[In the last post, I talked about showing various learning algorithms from the perspective of predictions within the “feature space”. Feature space being a perspective of the model that looks at the predictions relative to the variables used in the model, as opposed geographic distribution or individual performance metrics.
I am adding to that post the Gaussian Process (GP) model and a fun animation Or two.
So what’s a GP?
The explanation will differ depending on the domain of the person you ask but essentially a GP is a mathematical construction that uses a multivariate Gaussian distribution to represent an infinite number of functions the describe your data, priors, and covariance. Each data point gets Gaussian distribution and these are all jointly represented as the multivariate Gaussian. The choice of the Gaussian is key to this as it makes the problem tractable based on some very convenient properties of the multivariate Gaussian. When referring to a GP one may be talking about regression, classification, a fully Bayesian method, some form or arbitrary functions, or some other cool stuff I am too dense to understand. That is a broad and overly-simplistic explanation, but I am overly-simplistic and trying to figure it out myself. There is a lot of great material on the web and videos on youtube to learn about GP.

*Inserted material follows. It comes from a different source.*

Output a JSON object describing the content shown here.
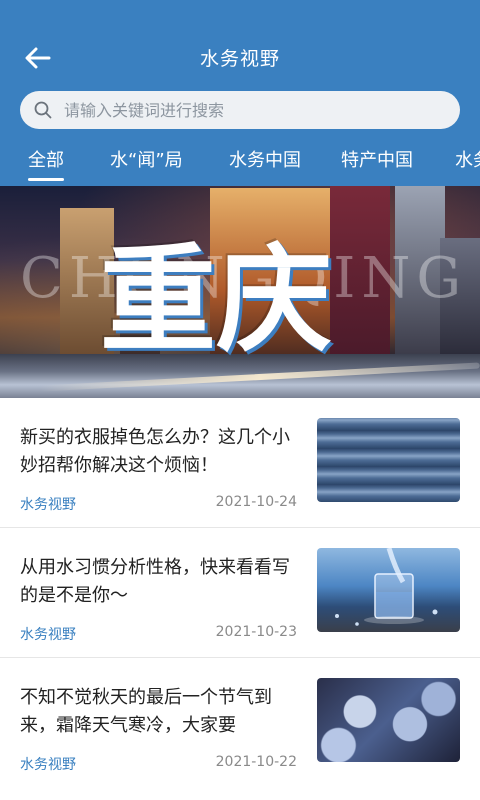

So why use it for archaeology?
GP’s allow for the the estimation of stationary nonlinear continuous functions across an arbitrary dimensional space; so it has that going for it… which is nice. But more to the point, it allows for the selection of a specific likelihood, priors, and a covariance structure (kernel) to create a highly tunable probabilisitic classifier. The examples below use the kernlab::gausspr() function to compute the GP using Laplace approximation with a Gaussian noise kernel. The hyperparameter of this Gaussian kernel is what is being optimized in the models below. There are many kernels that can be used in modeling a GP. One of the ideal aspects of a GP for archaeological data is that the continuous domain of the GP can over geographic space taking into consideration natural correlation in out samples. This has strong connections to Kriging as a form of spatial regression in the geostatistical realm, as well as relation to the SVM kernel methods of the previous post.